Hayek and Modern Macroeconomics, por Alex Tabarrok:
David Laidler exaggerated but he was much closer to the truth than Krugman or Warsh when he wrote in 1982 regarding new-classical macroeconomics:
… I prefer the adjective neo-Austrian… In their methodological individualism, their stress on the market mechanism as a device for disseminating information, and their insistence that the business-cycle is the central problem for macroeconomics, Robert E. Lucas Jr., Robert J. Barro, Thomas J. Sargent, and Neil Wallace, who are the most prominent contributors to this body of doctrine, place themselves firmly in the intellectual tradition pioneered by Ludwig von Mises and Friedrich von Hayek.Thus, Hayek was an important inspiration in the modern program to build macroeconomics on microfoundations.
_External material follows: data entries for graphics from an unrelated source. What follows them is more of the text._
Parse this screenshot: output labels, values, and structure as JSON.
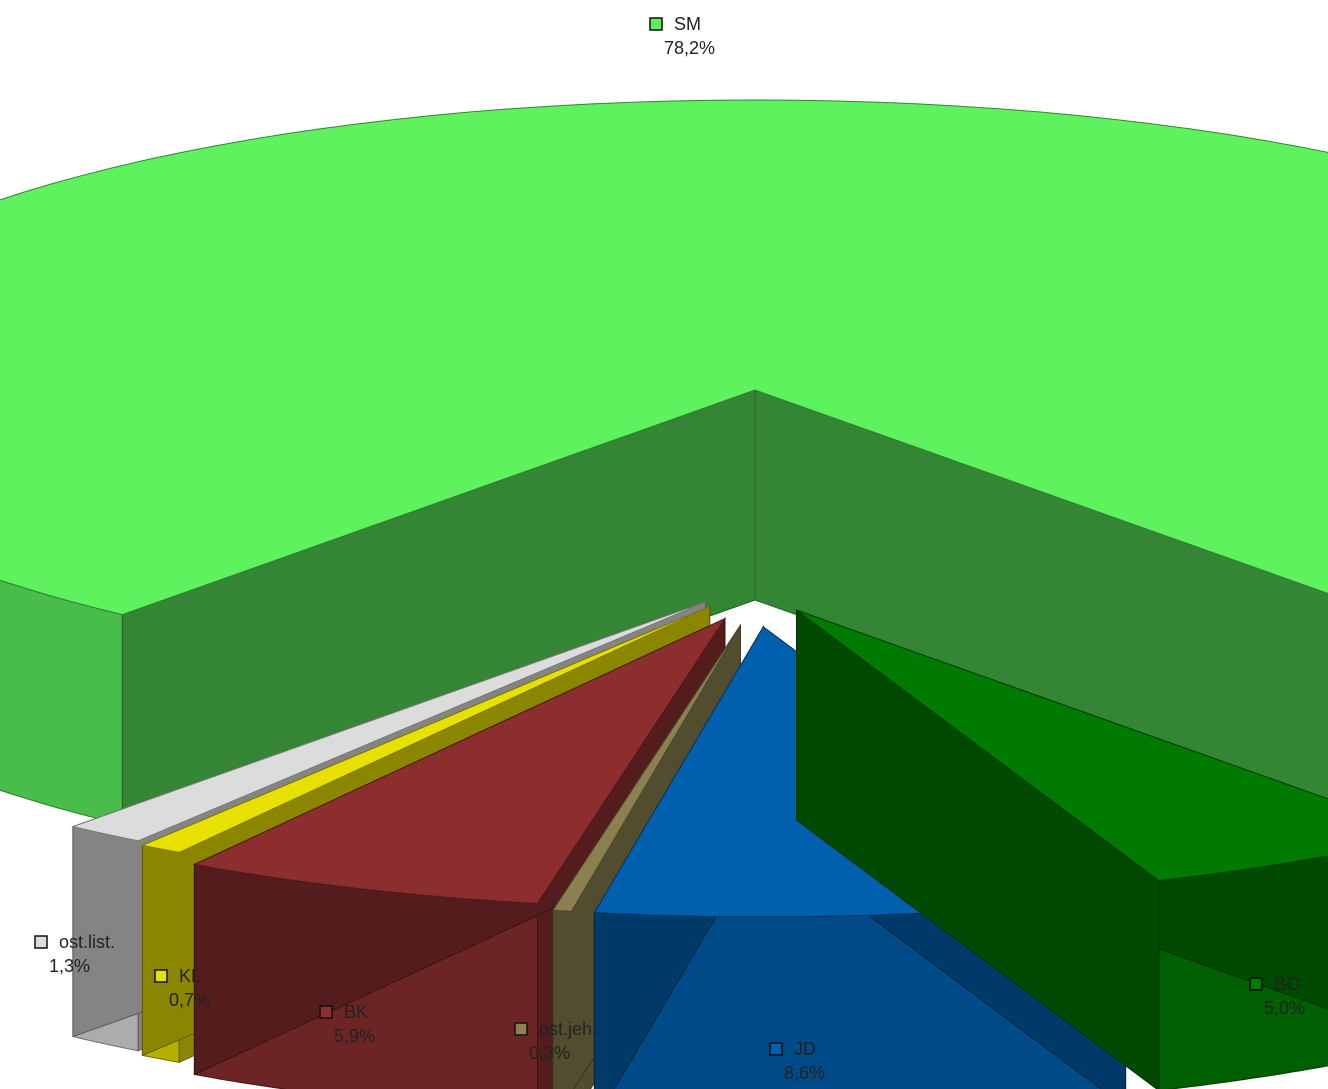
{
  "chart_data": {
    "type": "pie",
    "title": "",
    "categories": [
      "SM",
      "BO",
      "JD",
      "ost.jeh.",
      "BK",
      "KL",
      "ost.list."
    ],
    "values": [
      78.2,
      5.0,
      8.6,
      0.3,
      5.9,
      0.7,
      1.3
    ],
    "value_labels": [
      "78,2%",
      "5,0%",
      "8,6%",
      "0,3%",
      "5,9%",
      "0,7%",
      "1,3%"
    ],
    "colors": [
      "#5ef25e",
      "#007a00",
      "#0060ad",
      "#8a8050",
      "#8c2e2e",
      "#e8e000",
      "#dcdcdc"
    ],
    "style": "3d-exploded",
    "legend": "inline-labels"
  }
}
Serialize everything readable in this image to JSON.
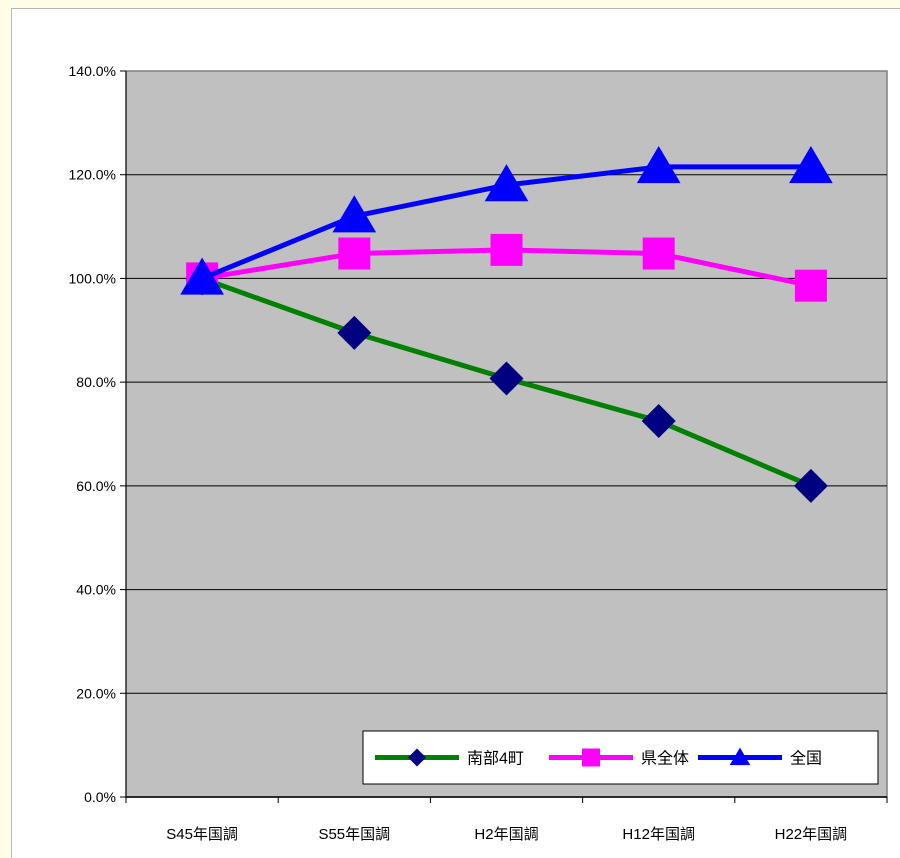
{
  "chart_data": {
    "type": "line",
    "categories": [
      "S45年国調",
      "S55年国調",
      "H2年国調",
      "H12年国調",
      "H22年国調"
    ],
    "series": [
      {
        "name": "南部4町",
        "values": [
          100.0,
          89.5,
          80.7,
          72.5,
          60.0
        ],
        "color": "#008000",
        "marker": "diamond",
        "marker_color": "#000080"
      },
      {
        "name": "県全体",
        "values": [
          100.0,
          104.8,
          105.5,
          104.8,
          98.6
        ],
        "color": "#ff00ff",
        "marker": "square",
        "marker_color": "#ff00ff"
      },
      {
        "name": "全国",
        "values": [
          100.0,
          112.0,
          118.0,
          121.5,
          121.5
        ],
        "color": "#0000ff",
        "marker": "triangle",
        "marker_color": "#0000ff"
      }
    ],
    "ylim": [
      0,
      140
    ],
    "yticks": [
      "0.0%",
      "20.0%",
      "40.0%",
      "60.0%",
      "80.0%",
      "100.0%",
      "120.0%",
      "140.0%"
    ],
    "plot_background": "#c0c0c0",
    "grid": true,
    "legend": "bottom-right"
  }
}
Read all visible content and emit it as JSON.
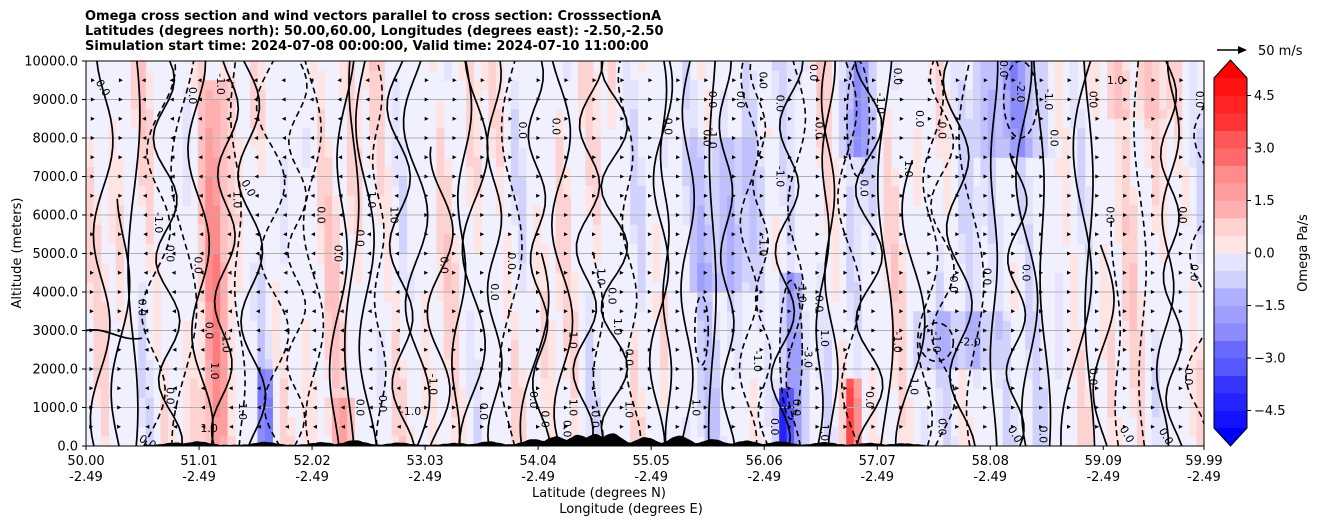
{
  "chart_data": {
    "type": "heatmap",
    "title_lines": [
      "Omega cross section and wind vectors parallel to cross section: CrosssectionA",
      "Latitudes (degrees north): 50.00,60.00, Longitudes (degrees east): -2.50,-2.50",
      "Simulation start time: 2024-07-08 00:00:00, Valid time: 2024-07-10 11:00:00"
    ],
    "ylabel": "Altitude (meters)",
    "xlabel_lat": "Latitude (degrees N)",
    "xlabel_lon": "Longitude (degrees E)",
    "ylim": [
      0,
      10000
    ],
    "xlim": [
      50.0,
      59.99
    ],
    "yticks": [
      {
        "v": 0,
        "label": "0.0"
      },
      {
        "v": 1000,
        "label": "1000.0"
      },
      {
        "v": 2000,
        "label": "2000.0"
      },
      {
        "v": 3000,
        "label": "3000.0"
      },
      {
        "v": 4000,
        "label": "4000.0"
      },
      {
        "v": 5000,
        "label": "5000.0"
      },
      {
        "v": 6000,
        "label": "6000.0"
      },
      {
        "v": 7000,
        "label": "7000.0"
      },
      {
        "v": 8000,
        "label": "8000.0"
      },
      {
        "v": 9000,
        "label": "9000.0"
      },
      {
        "v": 10000,
        "label": "10000.0"
      }
    ],
    "xticks": [
      {
        "v": 50.0,
        "lat": "50.00",
        "lon": "-2.49"
      },
      {
        "v": 51.01,
        "lat": "51.01",
        "lon": "-2.49"
      },
      {
        "v": 52.02,
        "lat": "52.02",
        "lon": "-2.49"
      },
      {
        "v": 53.03,
        "lat": "53.03",
        "lon": "-2.49"
      },
      {
        "v": 54.04,
        "lat": "54.04",
        "lon": "-2.49"
      },
      {
        "v": 55.05,
        "lat": "55.05",
        "lon": "-2.49"
      },
      {
        "v": 56.06,
        "lat": "56.06",
        "lon": "-2.49"
      },
      {
        "v": 57.07,
        "lat": "57.07",
        "lon": "-2.49"
      },
      {
        "v": 58.08,
        "lat": "58.08",
        "lon": "-2.49"
      },
      {
        "v": 59.09,
        "lat": "59.09",
        "lon": "-2.49"
      },
      {
        "v": 59.99,
        "lat": "59.99",
        "lon": "-2.49"
      }
    ],
    "colorbar": {
      "label": "Omega Pa/s",
      "range": [
        -5,
        5
      ],
      "ticks": [
        {
          "v": 4.5,
          "label": "4.5"
        },
        {
          "v": 3.0,
          "label": "3.0"
        },
        {
          "v": 1.5,
          "label": "1.5"
        },
        {
          "v": 0.0,
          "label": "0.0"
        },
        {
          "v": -1.5,
          "label": "−1.5"
        },
        {
          "v": -3.0,
          "label": "−3.0"
        },
        {
          "v": -4.5,
          "label": "−4.5"
        }
      ]
    },
    "quiver_key": {
      "label": "50 m/s"
    },
    "contour_labels": [
      {
        "lat": 50.15,
        "alt": 9300,
        "text": "0.0",
        "rot": 60
      },
      {
        "lat": 50.65,
        "alt": 5800,
        "text": "-1.0",
        "rot": 90
      },
      {
        "lat": 50.75,
        "alt": 5000,
        "text": "0.0",
        "rot": 90
      },
      {
        "lat": 50.95,
        "alt": 9100,
        "text": "0.0",
        "rot": 90
      },
      {
        "lat": 51.2,
        "alt": 9400,
        "text": "-1.0",
        "rot": 90
      },
      {
        "lat": 51.35,
        "alt": 6400,
        "text": "1.0",
        "rot": 90
      },
      {
        "lat": 51.45,
        "alt": 6700,
        "text": "0.0",
        "rot": 60
      },
      {
        "lat": 51.0,
        "alt": 4700,
        "text": "0.0",
        "rot": 90
      },
      {
        "lat": 50.5,
        "alt": 3600,
        "text": "0.0",
        "rot": 90
      },
      {
        "lat": 51.1,
        "alt": 3000,
        "text": "0.0",
        "rot": 90
      },
      {
        "lat": 51.25,
        "alt": 2700,
        "text": "-1.0",
        "rot": 90
      },
      {
        "lat": 51.15,
        "alt": 1950,
        "text": "1.0",
        "rot": 90
      },
      {
        "lat": 50.75,
        "alt": 1300,
        "text": "0.0",
        "rot": 90
      },
      {
        "lat": 51.1,
        "alt": 450,
        "text": "1.0",
        "rot": 0
      },
      {
        "lat": 51.4,
        "alt": 900,
        "text": "1.0",
        "rot": 90
      },
      {
        "lat": 50.55,
        "alt": 100,
        "text": "0.0",
        "rot": 30
      },
      {
        "lat": 52.1,
        "alt": 6000,
        "text": "0.0",
        "rot": 90
      },
      {
        "lat": 52.25,
        "alt": 5000,
        "text": "0.0",
        "rot": 90
      },
      {
        "lat": 52.45,
        "alt": 5400,
        "text": "0.0",
        "rot": 90
      },
      {
        "lat": 52.55,
        "alt": 6400,
        "text": "1.0",
        "rot": 90
      },
      {
        "lat": 52.75,
        "alt": 6000,
        "text": "1.0",
        "rot": 90
      },
      {
        "lat": 52.65,
        "alt": 1100,
        "text": "0.0",
        "rot": 90
      },
      {
        "lat": 53.1,
        "alt": 1600,
        "text": "-1.0",
        "rot": 90
      },
      {
        "lat": 52.45,
        "alt": 1000,
        "text": "0.0",
        "rot": 90
      },
      {
        "lat": 52.9,
        "alt": 900,
        "text": "-1.0",
        "rot": 0
      },
      {
        "lat": 53.2,
        "alt": 4700,
        "text": "0.0",
        "rot": 90
      },
      {
        "lat": 53.65,
        "alt": 4000,
        "text": "0.0",
        "rot": 90
      },
      {
        "lat": 53.9,
        "alt": 8200,
        "text": "0.0",
        "rot": 90
      },
      {
        "lat": 53.8,
        "alt": 4800,
        "text": "0.0",
        "rot": 90
      },
      {
        "lat": 54.2,
        "alt": 8300,
        "text": "0.0",
        "rot": 90
      },
      {
        "lat": 54.6,
        "alt": 4400,
        "text": "1.0",
        "rot": 90
      },
      {
        "lat": 54.7,
        "alt": 3900,
        "text": "0.0",
        "rot": 90
      },
      {
        "lat": 54.35,
        "alt": 2800,
        "text": "-1.0",
        "rot": 90
      },
      {
        "lat": 54.75,
        "alt": 3100,
        "text": "1.0",
        "rot": 90
      },
      {
        "lat": 54.85,
        "alt": 2300,
        "text": "0.0",
        "rot": 90
      },
      {
        "lat": 53.55,
        "alt": 900,
        "text": "0.0",
        "rot": 90
      },
      {
        "lat": 54.0,
        "alt": 1200,
        "text": "0.0",
        "rot": 90
      },
      {
        "lat": 54.1,
        "alt": 700,
        "text": "0.0",
        "rot": 90
      },
      {
        "lat": 54.3,
        "alt": 450,
        "text": "0.0",
        "rot": 90
      },
      {
        "lat": 54.35,
        "alt": 1000,
        "text": "1.0",
        "rot": 90
      },
      {
        "lat": 54.55,
        "alt": 700,
        "text": "0.0",
        "rot": 90
      },
      {
        "lat": 54.85,
        "alt": 950,
        "text": "1.0",
        "rot": 90
      },
      {
        "lat": 55.45,
        "alt": 1000,
        "text": "1.0",
        "rot": 90
      },
      {
        "lat": 55.2,
        "alt": 8300,
        "text": "0.0",
        "rot": 90
      },
      {
        "lat": 55.55,
        "alt": 8000,
        "text": "0.0",
        "rot": 90
      },
      {
        "lat": 55.6,
        "alt": 9000,
        "text": "0.0",
        "rot": 90
      },
      {
        "lat": 55.6,
        "alt": 8000,
        "text": "-1.0",
        "rot": 90
      },
      {
        "lat": 55.85,
        "alt": 9000,
        "text": "0.0",
        "rot": 90
      },
      {
        "lat": 56.05,
        "alt": 9500,
        "text": "0.0",
        "rot": 90
      },
      {
        "lat": 56.2,
        "alt": 7000,
        "text": "-1.0",
        "rot": 90
      },
      {
        "lat": 56.2,
        "alt": 8900,
        "text": "0.0",
        "rot": 90
      },
      {
        "lat": 56.5,
        "alt": 9700,
        "text": "0.0",
        "rot": 90
      },
      {
        "lat": 56.55,
        "alt": 8200,
        "text": "0.0",
        "rot": 90
      },
      {
        "lat": 56.05,
        "alt": 5200,
        "text": "-1.0",
        "rot": 90
      },
      {
        "lat": 56.4,
        "alt": 4000,
        "text": "-1.0",
        "rot": 90
      },
      {
        "lat": 56.55,
        "alt": 3700,
        "text": "0.0",
        "rot": 90
      },
      {
        "lat": 56.0,
        "alt": 2200,
        "text": "-1.0",
        "rot": 90
      },
      {
        "lat": 56.45,
        "alt": 2300,
        "text": "-3.0",
        "rot": 90
      },
      {
        "lat": 56.6,
        "alt": 2800,
        "text": "1.0",
        "rot": 90
      },
      {
        "lat": 56.35,
        "alt": 1000,
        "text": "0.0",
        "rot": 90
      },
      {
        "lat": 56.6,
        "alt": 350,
        "text": "1.0",
        "rot": 90
      },
      {
        "lat": 56.15,
        "alt": 500,
        "text": "0.0",
        "rot": 90
      },
      {
        "lat": 57.0,
        "alt": 1200,
        "text": "0.0",
        "rot": 90
      },
      {
        "lat": 57.1,
        "alt": 8900,
        "text": "-1.0",
        "rot": 90
      },
      {
        "lat": 57.25,
        "alt": 9600,
        "text": "0.0",
        "rot": 90
      },
      {
        "lat": 56.95,
        "alt": 6700,
        "text": "0.0",
        "rot": 90
      },
      {
        "lat": 57.35,
        "alt": 7200,
        "text": "1.0",
        "rot": 90
      },
      {
        "lat": 57.45,
        "alt": 8500,
        "text": "0.0",
        "rot": 90
      },
      {
        "lat": 57.65,
        "alt": 8200,
        "text": "0.0",
        "rot": 90
      },
      {
        "lat": 57.25,
        "alt": 2700,
        "text": "-1.0",
        "rot": 90
      },
      {
        "lat": 57.6,
        "alt": 2700,
        "text": "-1.0",
        "rot": 90
      },
      {
        "lat": 57.9,
        "alt": 2700,
        "text": "-2.0",
        "rot": 0
      },
      {
        "lat": 57.75,
        "alt": 4200,
        "text": "0.0",
        "rot": 90
      },
      {
        "lat": 58.05,
        "alt": 4400,
        "text": "0.0",
        "rot": 90
      },
      {
        "lat": 57.4,
        "alt": 1600,
        "text": "-1.0",
        "rot": 90
      },
      {
        "lat": 57.65,
        "alt": 500,
        "text": "0.0",
        "rot": 90
      },
      {
        "lat": 58.4,
        "alt": 4500,
        "text": "0.0",
        "rot": 90
      },
      {
        "lat": 58.35,
        "alt": 9200,
        "text": "-2.0",
        "rot": 90
      },
      {
        "lat": 58.6,
        "alt": 9000,
        "text": "-1.0",
        "rot": 90
      },
      {
        "lat": 58.2,
        "alt": 9800,
        "text": "0.0",
        "rot": 90
      },
      {
        "lat": 58.65,
        "alt": 8000,
        "text": "0.0",
        "rot": 90
      },
      {
        "lat": 59.0,
        "alt": 9000,
        "text": "0.0",
        "rot": 90
      },
      {
        "lat": 59.2,
        "alt": 9500,
        "text": "1.0",
        "rot": 0
      },
      {
        "lat": 59.15,
        "alt": 6000,
        "text": "0.0",
        "rot": 90
      },
      {
        "lat": 59.0,
        "alt": 1800,
        "text": "0.0",
        "rot": 90
      },
      {
        "lat": 59.8,
        "alt": 6000,
        "text": "0.0",
        "rot": 90
      },
      {
        "lat": 59.95,
        "alt": 9000,
        "text": "0.0",
        "rot": 90
      },
      {
        "lat": 59.9,
        "alt": 4500,
        "text": "0.0",
        "rot": 90
      },
      {
        "lat": 59.85,
        "alt": 1800,
        "text": "0.0",
        "rot": 90
      },
      {
        "lat": 58.3,
        "alt": 300,
        "text": "0.0",
        "rot": 60
      },
      {
        "lat": 58.55,
        "alt": 300,
        "text": "0.0",
        "rot": 90
      },
      {
        "lat": 59.3,
        "alt": 300,
        "text": "0.0",
        "rot": 60
      },
      {
        "lat": 59.65,
        "alt": 250,
        "text": "0.0",
        "rot": 60
      }
    ]
  }
}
The major connecting figure here is Lucas who cites Hayek in some of his key pieces and who long considered himself a kind of Austrian. (Indeed, to the great consternation of some of my colleagues, I once argued that Lucas was the greatest Austrian economist of the 20th century.)
1 comment:
Acho que foi o JMiranda que disse algures que a melhor economia neoclássica não se distingue da melhor economia austríaca. Acho que, neste sentido, ele tem razão. Mas os austríacos fazem questão de vincar o mais possível as diferenças entre os dois campos.
Curiosamente, não é o único ponto de contacto. Penso que todo o marginalismo, que está na base da micro, tem raízes "austríacas" (Menger, Bohm-Bawerk, etc.).